TPU Index
TPU Index is a package for fast similarity search over large collections of high dimension vectors on TPUs. This package was built to support our project that we developed for https://tfworld.devpost.com/.
Uses:
- Dealing with a large number of vectors that do not fit on a CPU. TPU v2 has 8x8=64 gbs. TPU v3 has 16x8=128 gbs.
- Speed up similarity searches.

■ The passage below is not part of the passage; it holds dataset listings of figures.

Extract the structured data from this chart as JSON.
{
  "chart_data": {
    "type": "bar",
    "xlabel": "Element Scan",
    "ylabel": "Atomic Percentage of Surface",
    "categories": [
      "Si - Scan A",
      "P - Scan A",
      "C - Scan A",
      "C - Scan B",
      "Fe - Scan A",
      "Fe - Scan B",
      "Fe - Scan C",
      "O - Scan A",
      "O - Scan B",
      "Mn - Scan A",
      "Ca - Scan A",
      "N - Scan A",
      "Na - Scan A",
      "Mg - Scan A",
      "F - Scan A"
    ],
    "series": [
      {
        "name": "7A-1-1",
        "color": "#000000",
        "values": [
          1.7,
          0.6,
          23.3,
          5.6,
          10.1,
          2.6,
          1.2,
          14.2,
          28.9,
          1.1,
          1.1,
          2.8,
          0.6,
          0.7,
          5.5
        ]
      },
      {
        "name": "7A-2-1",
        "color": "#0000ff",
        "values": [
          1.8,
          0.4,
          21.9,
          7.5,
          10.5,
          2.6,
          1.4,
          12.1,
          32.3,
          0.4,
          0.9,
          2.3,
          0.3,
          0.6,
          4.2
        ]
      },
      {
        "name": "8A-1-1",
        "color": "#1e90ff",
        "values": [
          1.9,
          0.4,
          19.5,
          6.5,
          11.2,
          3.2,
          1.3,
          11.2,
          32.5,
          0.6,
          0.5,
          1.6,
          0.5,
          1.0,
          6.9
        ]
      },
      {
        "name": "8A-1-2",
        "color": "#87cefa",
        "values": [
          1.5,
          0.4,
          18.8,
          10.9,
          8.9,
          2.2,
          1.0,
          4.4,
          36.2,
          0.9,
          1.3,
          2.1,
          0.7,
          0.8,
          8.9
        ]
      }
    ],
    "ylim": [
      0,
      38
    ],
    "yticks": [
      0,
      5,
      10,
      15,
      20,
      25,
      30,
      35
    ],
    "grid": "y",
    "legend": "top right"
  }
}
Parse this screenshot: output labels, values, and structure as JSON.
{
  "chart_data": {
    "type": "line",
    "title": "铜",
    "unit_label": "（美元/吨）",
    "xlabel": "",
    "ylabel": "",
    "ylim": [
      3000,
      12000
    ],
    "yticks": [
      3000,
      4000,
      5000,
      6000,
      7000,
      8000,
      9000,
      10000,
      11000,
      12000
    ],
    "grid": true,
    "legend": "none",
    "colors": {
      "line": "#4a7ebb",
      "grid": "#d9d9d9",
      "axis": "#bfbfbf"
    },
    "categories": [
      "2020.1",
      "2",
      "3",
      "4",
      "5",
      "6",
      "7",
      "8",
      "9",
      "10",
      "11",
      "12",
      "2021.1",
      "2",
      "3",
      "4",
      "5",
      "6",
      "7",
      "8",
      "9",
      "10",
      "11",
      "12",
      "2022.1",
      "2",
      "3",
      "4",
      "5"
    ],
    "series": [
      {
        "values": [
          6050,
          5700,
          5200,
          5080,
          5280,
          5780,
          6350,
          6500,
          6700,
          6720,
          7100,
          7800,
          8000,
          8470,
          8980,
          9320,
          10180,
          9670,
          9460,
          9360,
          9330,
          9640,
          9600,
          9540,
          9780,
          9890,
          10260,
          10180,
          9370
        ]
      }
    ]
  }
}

On a colab TPU v2, a single cos similairty search of 19.5 million vectors of dimension 512 takes ~1.017 seconds.
Link to our project: https://devpost.com/software/naturallanguagerecommendations
Installation
!pip install tpu-index
Basic usage
from tpu_index import TPUIndex
index = TPUIndex(num_tpu_cores=8)
index.create_index(vectors) # vectors = numpy array, shape == [None, None]
...
D, I = index.search(xq, distance_metric='cosine', top_k=5)
For large numbers of vectors that do not fit on the CPU, add them in chunks
index.create_index(vectorsChunk1) # vectors = numpy array, shape == [None, None]
for file in files:
vectorChunk = np.load(file)
index.append_index(vectorChunk)
# Now perform search
D, I = index.search(xq, distance_metric='cosine', top_k=5)
ToDo:
- Add more distance metrics
- Optional GPU support